Richland Captain Mike Cobb watches a YouTube video of a shootout in North Hollywood back in 1997. Back then, armed men with machine guns walked the streets at will, firing their weapons. Police could only respond with pistols.

It's a historic example of why police now have to take drastic measures.

"In the 1980s, where we would have to use two or three magazines of handgun ammunition, now we can use one round of riffle ammunition," says Richland Police Captain Cobb.

He says he receives dozens of complaints every month from members of the community asking why officers need military-grade vehicles and large caliber rifles.

"Tri-Cities isn't that big. I don't know that we have anybody around here, crime-wise, that has anything like that.

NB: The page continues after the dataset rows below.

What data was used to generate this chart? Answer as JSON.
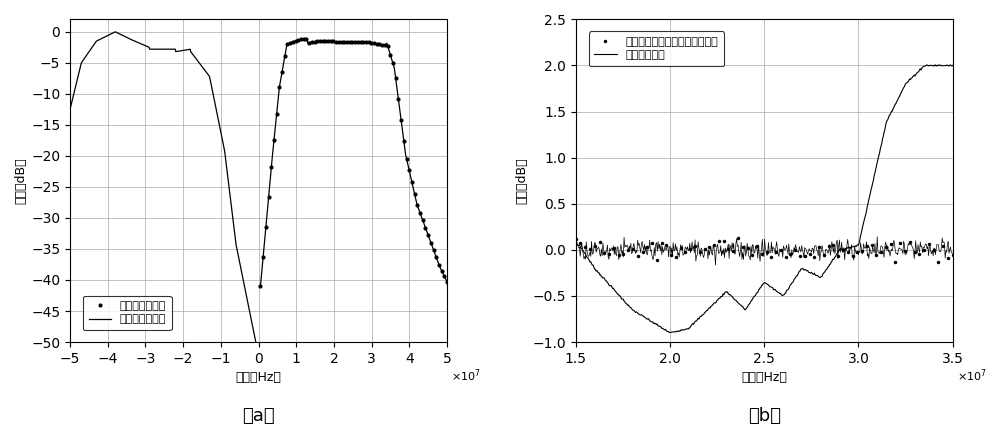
{
  "fig_width": 10.0,
  "fig_height": 4.42,
  "dpi": 100,
  "plot_a": {
    "xlim": [
      -5,
      5
    ],
    "ylim": [
      -50,
      2
    ],
    "xlabel": "频率（Hz）",
    "ylabel": "幅度（dB）",
    "xticks": [
      -5,
      -4,
      -3,
      -2,
      -1,
      0,
      1,
      2,
      3,
      4,
      5
    ],
    "yticks": [
      0,
      -5,
      -10,
      -15,
      -20,
      -25,
      -30,
      -35,
      -40,
      -45,
      -50
    ],
    "legend1": "幅频响应理论值",
    "legend2": "幅频响应逆近值",
    "label_a": "（a）"
  },
  "plot_b": {
    "xlim": [
      1.5,
      3.5
    ],
    "ylim": [
      -1,
      2.5
    ],
    "xlabel": "频率（Hz）",
    "ylabel": "幅度（dB）",
    "xticks": [
      1.5,
      2.0,
      2.5,
      3.0,
      3.5
    ],
    "yticks": [
      -1,
      -0.5,
      0,
      0.5,
      1.0,
      1.5,
      2.0,
      2.5
    ],
    "legend1": "带宽内：补偿后的幅频响应曲线",
    "legend2": "原始幅频曲线",
    "label_b": "（b）"
  }
}
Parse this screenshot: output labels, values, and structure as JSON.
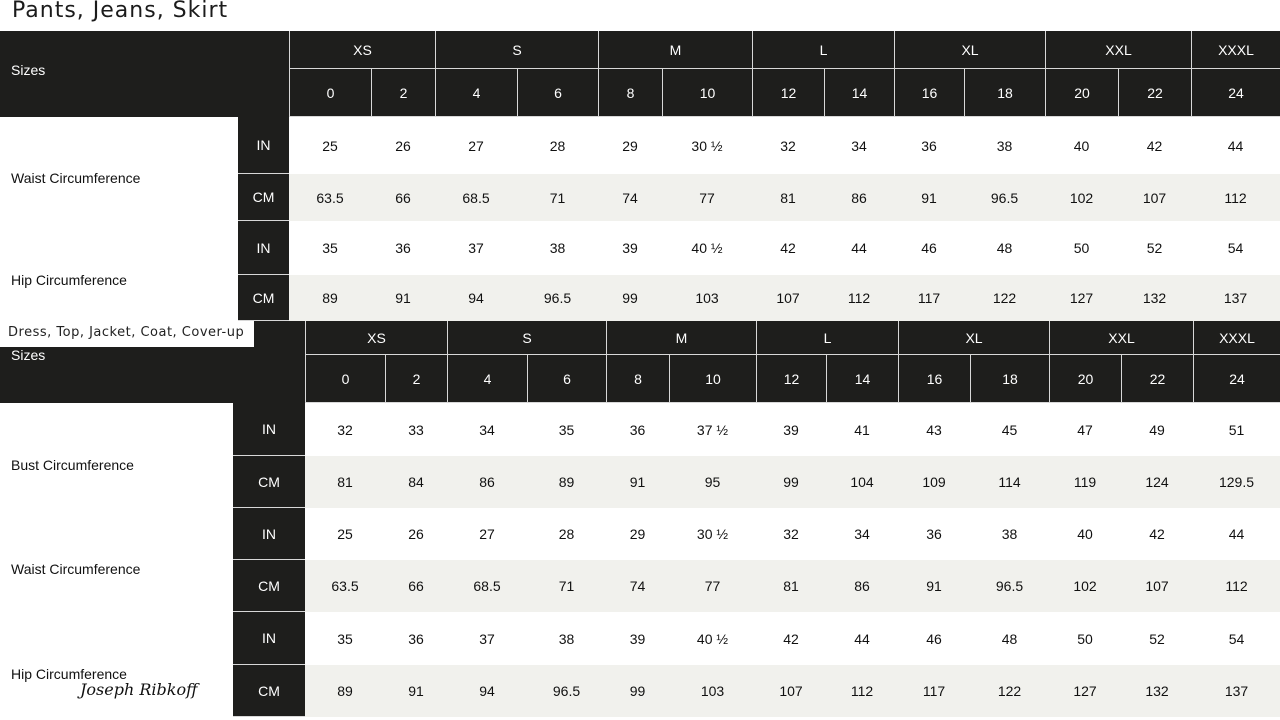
{
  "tables": [
    {
      "title": "Pants, Jeans, Skirt",
      "sizes_label": "Sizes",
      "size_groups": [
        {
          "label": "XS",
          "span": 2
        },
        {
          "label": "S",
          "span": 2
        },
        {
          "label": "M",
          "span": 2
        },
        {
          "label": "L",
          "span": 2
        },
        {
          "label": "XL",
          "span": 2
        },
        {
          "label": "XXL",
          "span": 2
        },
        {
          "label": "XXXL",
          "span": 1
        }
      ],
      "size_numbers": [
        "0",
        "2",
        "4",
        "6",
        "8",
        "10",
        "12",
        "14",
        "16",
        "18",
        "20",
        "22",
        "24"
      ],
      "measurements": [
        {
          "label": "Waist Circumference",
          "rows": [
            {
              "unit": "IN",
              "values": [
                "25",
                "26",
                "27",
                "28",
                "29",
                "30 ½",
                "32",
                "34",
                "36",
                "38",
                "40",
                "42",
                "44"
              ]
            },
            {
              "unit": "CM",
              "values": [
                "63.5",
                "66",
                "68.5",
                "71",
                "74",
                "77",
                "81",
                "86",
                "91",
                "96.5",
                "102",
                "107",
                "112"
              ]
            }
          ]
        },
        {
          "label": "Hip Circumference",
          "rows": [
            {
              "unit": "IN",
              "values": [
                "35",
                "36",
                "37",
                "38",
                "39",
                "40 ½",
                "42",
                "44",
                "46",
                "48",
                "50",
                "52",
                "54"
              ]
            },
            {
              "unit": "CM",
              "values": [
                "89",
                "91",
                "94",
                "96.5",
                "99",
                "103",
                "107",
                "112",
                "117",
                "122",
                "127",
                "132",
                "137"
              ]
            }
          ]
        }
      ]
    },
    {
      "title": "Dress, Top, Jacket, Coat, Cover-up",
      "sizes_label": "Sizes",
      "size_groups": [
        {
          "label": "XS",
          "span": 2
        },
        {
          "label": "S",
          "span": 2
        },
        {
          "label": "M",
          "span": 2
        },
        {
          "label": "L",
          "span": 2
        },
        {
          "label": "XL",
          "span": 2
        },
        {
          "label": "XXL",
          "span": 2
        },
        {
          "label": "XXXL",
          "span": 1
        }
      ],
      "size_numbers": [
        "0",
        "2",
        "4",
        "6",
        "8",
        "10",
        "12",
        "14",
        "16",
        "18",
        "20",
        "22",
        "24"
      ],
      "measurements": [
        {
          "label": "Bust Circumference",
          "rows": [
            {
              "unit": "IN",
              "values": [
                "32",
                "33",
                "34",
                "35",
                "36",
                "37 ½",
                "39",
                "41",
                "43",
                "45",
                "47",
                "49",
                "51"
              ]
            },
            {
              "unit": "CM",
              "values": [
                "81",
                "84",
                "86",
                "89",
                "91",
                "95",
                "99",
                "104",
                "109",
                "114",
                "119",
                "124",
                "129.5"
              ]
            }
          ]
        },
        {
          "label": "Waist Circumference",
          "rows": [
            {
              "unit": "IN",
              "values": [
                "25",
                "26",
                "27",
                "28",
                "29",
                "30 ½",
                "32",
                "34",
                "36",
                "38",
                "40",
                "42",
                "44"
              ]
            },
            {
              "unit": "CM",
              "values": [
                "63.5",
                "66",
                "68.5",
                "71",
                "74",
                "77",
                "81",
                "86",
                "91",
                "96.5",
                "102",
                "107",
                "112"
              ]
            }
          ]
        },
        {
          "label": "Hip Circumference",
          "rows": [
            {
              "unit": "IN",
              "values": [
                "35",
                "36",
                "37",
                "38",
                "39",
                "40 ½",
                "42",
                "44",
                "46",
                "48",
                "50",
                "52",
                "54"
              ]
            },
            {
              "unit": "CM",
              "values": [
                "89",
                "91",
                "94",
                "96.5",
                "99",
                "103",
                "107",
                "112",
                "117",
                "122",
                "127",
                "132",
                "137"
              ]
            }
          ]
        }
      ]
    }
  ],
  "brand_signature": "Joseph Ribkoff",
  "colors": {
    "header_bg": "#1e1e1c",
    "alt_row_bg": "#f1f1ed"
  }
}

I don't think I've ever seen anything like that," says Tri-Cities resident Marie Bleazard.

She says she's glad the police keep the community safe, but wonders how far police will have to go to outmatch criminals.

Pasco's recent officer-involved shootings tell two stories.
In the first one in west Pasco, police used a military-style transport to rescue a man pinned down by gun fire from a suspect.

"We would have had human beings killed, had that armored vehicle not been available," Captain Cobb says.

In the second, officers shot a man who had a knife. Police say this weapon is still deadly and he wouldn't put it down.

"This is not a sporting activity. And so it isn't a question of having fairness. It's a question of stopping a life-threatening event immediately and we use that with firearms," the Captain continued.

Police say their hope is that members of the community will realize that their main goal is to keep everyone safe.

Police say most of the SWAT tactics aren't derived from the military rather, the military has adapted many of their tactics from local law-enforcement.

Investigations into all three officer involved shootings are still underway. They will determine if the use of deadly force was justified.